Meridian wealth advisor highlights need to balance asset location and allocation in long-term financial planning
For the vast majority of Canadians, maximizing their RRSP contributions from year to year is a no-brainer. But according to Paul Shelestowsky, there’s a downside to following that conventional wisdom too closely.
“When I talk to my members, I tell them that is there is such a thing as too much money in RRSPs,” Shelestowsky, senior wealth advisor at Meridian Credit Union, told Wealth Professional.
His advice is informed by personal experience. His mother passed away at age 58, leaving all her RRSP assets to his father; when the father unfortunately died two years later, half of the RRSP money went to the government. Because they had not lived to ripe old ages, they didn’t have the time most people need to transition from retirement planning to estate planning.
“When I plan with my members, I don’t just look at how much money they have left to live on,” Shelestowsky said. “You might want to pass on a significant amount of wealth, in which case moving some assets to a TFSA or a joint non-registered account, from which assets are more easily transferred to future generations, can make a lot of sense.”
To account for longevity risk, he said, his financial plans consider clients’ income requirements going up to age 90. But at the same time, he wants to minimize the tax exposure of their estate, which means moving the planning conversation beyond asset allocation and into the realm of asset location.
“I have people who feel that they have too much money, so they’d rather gift some of it or spend more of it during early retirement than think about the tax liability of their estate.

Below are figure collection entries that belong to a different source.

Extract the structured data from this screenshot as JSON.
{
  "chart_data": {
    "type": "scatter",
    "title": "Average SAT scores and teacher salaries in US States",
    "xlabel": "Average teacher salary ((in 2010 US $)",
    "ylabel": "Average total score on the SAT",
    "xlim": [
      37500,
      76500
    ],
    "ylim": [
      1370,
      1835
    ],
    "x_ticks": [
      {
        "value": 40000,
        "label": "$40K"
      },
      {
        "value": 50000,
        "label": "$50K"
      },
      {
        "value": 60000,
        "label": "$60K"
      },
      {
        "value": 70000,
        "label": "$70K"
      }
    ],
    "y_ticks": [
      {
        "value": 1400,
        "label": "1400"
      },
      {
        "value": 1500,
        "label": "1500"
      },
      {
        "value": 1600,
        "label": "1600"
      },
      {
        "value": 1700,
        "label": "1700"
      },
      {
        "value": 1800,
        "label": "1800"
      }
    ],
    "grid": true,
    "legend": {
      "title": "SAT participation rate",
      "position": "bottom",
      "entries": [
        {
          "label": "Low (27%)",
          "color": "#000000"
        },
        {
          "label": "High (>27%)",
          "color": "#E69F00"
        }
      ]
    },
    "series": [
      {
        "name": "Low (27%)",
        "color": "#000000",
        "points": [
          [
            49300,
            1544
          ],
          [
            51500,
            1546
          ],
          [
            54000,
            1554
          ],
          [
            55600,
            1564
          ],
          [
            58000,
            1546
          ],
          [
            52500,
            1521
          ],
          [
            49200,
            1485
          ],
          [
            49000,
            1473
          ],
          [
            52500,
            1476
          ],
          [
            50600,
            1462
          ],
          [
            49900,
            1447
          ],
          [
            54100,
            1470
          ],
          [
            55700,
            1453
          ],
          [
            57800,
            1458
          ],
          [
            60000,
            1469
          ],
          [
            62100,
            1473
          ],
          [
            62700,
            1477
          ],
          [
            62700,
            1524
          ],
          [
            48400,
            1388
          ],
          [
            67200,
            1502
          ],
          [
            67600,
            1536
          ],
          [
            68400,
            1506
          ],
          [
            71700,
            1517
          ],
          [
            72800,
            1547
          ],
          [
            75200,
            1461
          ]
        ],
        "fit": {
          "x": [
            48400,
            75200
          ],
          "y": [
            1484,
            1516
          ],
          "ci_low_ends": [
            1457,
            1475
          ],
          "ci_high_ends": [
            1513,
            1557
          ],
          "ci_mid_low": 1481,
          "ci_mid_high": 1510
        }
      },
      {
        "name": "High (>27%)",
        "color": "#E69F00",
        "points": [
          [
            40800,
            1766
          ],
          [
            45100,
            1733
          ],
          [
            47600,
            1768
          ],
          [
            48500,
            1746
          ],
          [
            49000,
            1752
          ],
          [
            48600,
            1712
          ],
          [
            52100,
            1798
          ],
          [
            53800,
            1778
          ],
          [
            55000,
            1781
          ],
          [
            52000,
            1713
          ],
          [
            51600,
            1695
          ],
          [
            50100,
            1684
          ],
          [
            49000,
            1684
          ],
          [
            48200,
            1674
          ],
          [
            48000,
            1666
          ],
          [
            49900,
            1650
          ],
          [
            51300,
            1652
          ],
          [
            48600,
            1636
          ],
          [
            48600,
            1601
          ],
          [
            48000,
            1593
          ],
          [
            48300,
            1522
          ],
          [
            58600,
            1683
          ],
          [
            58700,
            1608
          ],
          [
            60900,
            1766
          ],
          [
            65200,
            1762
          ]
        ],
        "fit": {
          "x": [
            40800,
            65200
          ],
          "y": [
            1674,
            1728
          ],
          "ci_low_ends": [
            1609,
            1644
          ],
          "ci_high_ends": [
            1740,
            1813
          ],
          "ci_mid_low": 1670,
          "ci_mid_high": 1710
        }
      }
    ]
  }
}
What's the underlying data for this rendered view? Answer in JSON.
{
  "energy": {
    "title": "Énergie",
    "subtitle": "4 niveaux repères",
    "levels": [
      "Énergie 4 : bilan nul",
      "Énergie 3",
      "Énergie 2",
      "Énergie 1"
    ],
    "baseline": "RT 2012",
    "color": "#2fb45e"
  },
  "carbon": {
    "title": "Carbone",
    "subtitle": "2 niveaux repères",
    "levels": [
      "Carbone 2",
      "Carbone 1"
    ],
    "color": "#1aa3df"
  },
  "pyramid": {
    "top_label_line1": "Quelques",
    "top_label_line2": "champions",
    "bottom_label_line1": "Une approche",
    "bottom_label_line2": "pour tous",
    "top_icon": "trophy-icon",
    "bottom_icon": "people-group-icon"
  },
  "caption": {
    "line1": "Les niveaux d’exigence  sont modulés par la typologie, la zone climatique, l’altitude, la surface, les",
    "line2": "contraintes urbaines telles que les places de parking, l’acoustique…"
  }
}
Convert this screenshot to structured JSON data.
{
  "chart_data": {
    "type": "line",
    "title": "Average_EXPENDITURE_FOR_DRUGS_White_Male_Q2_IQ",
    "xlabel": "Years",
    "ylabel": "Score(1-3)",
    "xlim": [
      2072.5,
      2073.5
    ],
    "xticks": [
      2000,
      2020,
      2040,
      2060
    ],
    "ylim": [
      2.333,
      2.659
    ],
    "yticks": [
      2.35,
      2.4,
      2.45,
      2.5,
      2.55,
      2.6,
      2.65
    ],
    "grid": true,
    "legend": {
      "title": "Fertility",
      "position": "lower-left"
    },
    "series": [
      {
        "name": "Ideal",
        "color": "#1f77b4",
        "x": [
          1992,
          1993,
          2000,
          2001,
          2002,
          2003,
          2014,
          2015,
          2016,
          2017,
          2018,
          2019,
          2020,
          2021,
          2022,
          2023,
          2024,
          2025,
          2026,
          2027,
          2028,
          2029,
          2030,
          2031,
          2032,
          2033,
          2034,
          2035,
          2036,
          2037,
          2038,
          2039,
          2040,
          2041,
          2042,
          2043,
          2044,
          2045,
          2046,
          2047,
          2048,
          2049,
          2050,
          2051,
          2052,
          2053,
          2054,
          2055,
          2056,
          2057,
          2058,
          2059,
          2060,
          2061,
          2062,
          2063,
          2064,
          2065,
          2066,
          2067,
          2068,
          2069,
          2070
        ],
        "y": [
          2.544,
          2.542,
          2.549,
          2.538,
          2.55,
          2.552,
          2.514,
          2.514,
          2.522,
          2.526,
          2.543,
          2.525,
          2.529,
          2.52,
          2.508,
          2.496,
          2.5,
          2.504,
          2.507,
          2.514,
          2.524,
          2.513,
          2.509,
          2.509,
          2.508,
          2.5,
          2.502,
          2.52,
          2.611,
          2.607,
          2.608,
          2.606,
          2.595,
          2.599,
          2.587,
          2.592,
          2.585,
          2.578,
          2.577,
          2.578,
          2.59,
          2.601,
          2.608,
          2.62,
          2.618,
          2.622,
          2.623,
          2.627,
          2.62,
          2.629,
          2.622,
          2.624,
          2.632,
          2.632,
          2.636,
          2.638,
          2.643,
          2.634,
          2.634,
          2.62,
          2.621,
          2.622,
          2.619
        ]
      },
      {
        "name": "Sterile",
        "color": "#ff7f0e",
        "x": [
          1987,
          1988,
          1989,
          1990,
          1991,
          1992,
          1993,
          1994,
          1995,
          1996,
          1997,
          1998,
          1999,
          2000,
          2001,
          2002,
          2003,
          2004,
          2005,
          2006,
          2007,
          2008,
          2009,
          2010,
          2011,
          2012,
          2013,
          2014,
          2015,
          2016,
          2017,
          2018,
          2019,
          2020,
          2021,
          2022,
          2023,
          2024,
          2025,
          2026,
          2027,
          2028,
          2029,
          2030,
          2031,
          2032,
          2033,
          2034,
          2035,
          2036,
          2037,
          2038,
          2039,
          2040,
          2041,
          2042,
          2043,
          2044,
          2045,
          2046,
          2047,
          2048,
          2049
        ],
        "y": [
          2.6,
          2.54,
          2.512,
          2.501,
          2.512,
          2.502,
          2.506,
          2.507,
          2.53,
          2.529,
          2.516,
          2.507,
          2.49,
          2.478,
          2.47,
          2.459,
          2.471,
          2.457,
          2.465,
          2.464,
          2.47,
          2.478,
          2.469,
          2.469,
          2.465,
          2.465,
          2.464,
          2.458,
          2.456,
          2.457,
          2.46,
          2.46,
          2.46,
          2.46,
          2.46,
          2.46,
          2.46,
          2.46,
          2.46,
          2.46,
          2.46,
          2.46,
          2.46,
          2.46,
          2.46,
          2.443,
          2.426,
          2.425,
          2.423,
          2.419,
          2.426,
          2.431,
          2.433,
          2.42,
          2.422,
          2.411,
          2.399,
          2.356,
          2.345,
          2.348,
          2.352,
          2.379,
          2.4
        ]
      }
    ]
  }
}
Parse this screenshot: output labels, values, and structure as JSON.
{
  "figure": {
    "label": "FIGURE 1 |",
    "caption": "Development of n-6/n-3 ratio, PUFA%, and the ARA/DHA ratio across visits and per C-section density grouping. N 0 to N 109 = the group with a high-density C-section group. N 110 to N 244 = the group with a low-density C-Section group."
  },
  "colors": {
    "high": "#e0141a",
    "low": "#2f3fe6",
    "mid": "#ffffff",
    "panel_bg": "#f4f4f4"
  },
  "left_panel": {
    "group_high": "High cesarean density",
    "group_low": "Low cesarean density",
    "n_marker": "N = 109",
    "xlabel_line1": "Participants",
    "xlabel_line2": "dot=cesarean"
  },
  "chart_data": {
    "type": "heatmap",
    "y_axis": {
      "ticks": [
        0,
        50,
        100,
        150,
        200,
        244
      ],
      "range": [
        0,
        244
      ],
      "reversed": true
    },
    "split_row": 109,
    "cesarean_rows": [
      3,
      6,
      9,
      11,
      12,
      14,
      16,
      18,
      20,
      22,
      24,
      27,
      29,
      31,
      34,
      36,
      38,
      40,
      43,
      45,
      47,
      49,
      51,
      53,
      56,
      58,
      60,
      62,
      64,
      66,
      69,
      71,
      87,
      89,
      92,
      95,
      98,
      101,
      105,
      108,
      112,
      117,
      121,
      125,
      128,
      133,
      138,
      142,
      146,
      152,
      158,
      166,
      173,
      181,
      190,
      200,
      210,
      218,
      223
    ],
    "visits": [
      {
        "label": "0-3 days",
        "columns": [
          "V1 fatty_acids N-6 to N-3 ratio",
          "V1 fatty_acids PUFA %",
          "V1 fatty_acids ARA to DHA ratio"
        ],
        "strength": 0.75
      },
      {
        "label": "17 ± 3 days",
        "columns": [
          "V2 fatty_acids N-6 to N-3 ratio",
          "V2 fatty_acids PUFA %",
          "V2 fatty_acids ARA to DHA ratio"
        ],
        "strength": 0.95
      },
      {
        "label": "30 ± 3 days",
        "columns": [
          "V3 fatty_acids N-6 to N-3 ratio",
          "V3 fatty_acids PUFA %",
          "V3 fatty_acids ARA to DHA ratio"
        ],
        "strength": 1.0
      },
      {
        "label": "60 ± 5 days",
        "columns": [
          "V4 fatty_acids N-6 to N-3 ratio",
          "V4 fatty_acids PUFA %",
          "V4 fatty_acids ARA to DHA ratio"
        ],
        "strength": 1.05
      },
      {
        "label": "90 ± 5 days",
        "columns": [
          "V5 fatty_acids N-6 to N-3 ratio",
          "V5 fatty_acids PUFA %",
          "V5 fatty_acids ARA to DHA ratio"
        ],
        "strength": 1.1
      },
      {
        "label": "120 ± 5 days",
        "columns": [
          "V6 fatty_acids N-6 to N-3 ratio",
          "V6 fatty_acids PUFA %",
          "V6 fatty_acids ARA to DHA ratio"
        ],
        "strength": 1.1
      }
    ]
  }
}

At that point, we do the math to see what that does to their long-term income,” he said. “When we determine they can safely expect to have enough income to age 90, I ask ‘what happens if you were to pass on at age 75?’ At that point, we figure out what’s subject to probate, what can go to their estate tax-free, and whether the client would be ok with those outcomes.”
Deciding to move assets to a different location, he stressed, should not come at the cost of jeopardizing the client’s net worth. A 65-year-old client who has a pension through CPP or OAS, for example, might want to move $100,000 from their RRSP or RRIF into their TFSA. But they have to consider the tax friction involved: try to move that amount in a single year, and 40% of it will be lost to taxes, while moving $10,000 yearly over 10 years means losing just 20%.
“I do a lot of work with clients who are retired, and they’ll wonder why we’re showing money coming out of their RRIFs instead of non-registered accounts, which would be non-taxable transactions,” he said. “I tell them that in a perfect world, you’d want your estate to be entirely in non-registered and TFSA money when you die. But because we don’t know when that will happen, you also want to hedge against the risk of your passing away early and potentially not fully depleting your RRSP or RRIF.”
Conversely, Shelestowsky said, it’s important to not just accept a client’s instruction to add to their RRSPs out of hand. A $10,000 RRSP contribution might make perfect sense for clients with income on the order of $200,000 a year. But advisors should have more questions for those making $40,000, such as whether they’ve maxed out their TFSA, or if they have a joint non-registered account with their spouse where they can still make contributions.
“We’ve learned to ask a lot of these questions over time,” he said. “I remember in the ‘90s when I was doing RRSPs, and we didn’t have TFSAs yet. We’d have cases where a retiree teacher had built up $300,000 in their RRSPs over the years, and they’re getting $60,000 from their pension, $10,000 from their CPP, and $5,000 from OAS, which put their gross income at $75,000.”
As Shelestowsky explained, the difficulties for those clients start at age 71, when they are obligated to convert their RRSPs to RRIFs and start taking money out. The inevitable upshot, he said, is that they would trigger OAS clawbacks as they cross the $75,000 threshold. And because teachers generally have relatively low salaries, their income at retirement would be on par with the income they received during their working years, which means they’d effectively be giving even more of their money to the government.
“Things have changed since then,” he said. “As advisors, we’ve become better at seeing the big picture, and we have more options, including TFSAs and joint nonregistered accounts, for our members to shelter their money.”
And while Shelestowsky isn’t life-licensed, he does recognize the estate-planning benefits of life insurance policies, particularly as the policyholder can name a beneficiary to insulate assets from the probate process. To some, that may be a better option compared to a nonregistered joint spousal account, where assets would get probated in the event that both spouses pass away.
But insurance policies also involve more costs; since probate fees in Ontario are approximately 1.5%, Shelestowsky advises his members to use that number as a baseline when determining whether a particular life insurance policy would be too costly to take on.
“At the end of the day, I always tell my members that you can’t just do an intergenerational transfer without a plan,” he said. “You can go in with the best of intentions and hope things go well, but without considering the long-term tax implications, you’d be risking too much of your estate.”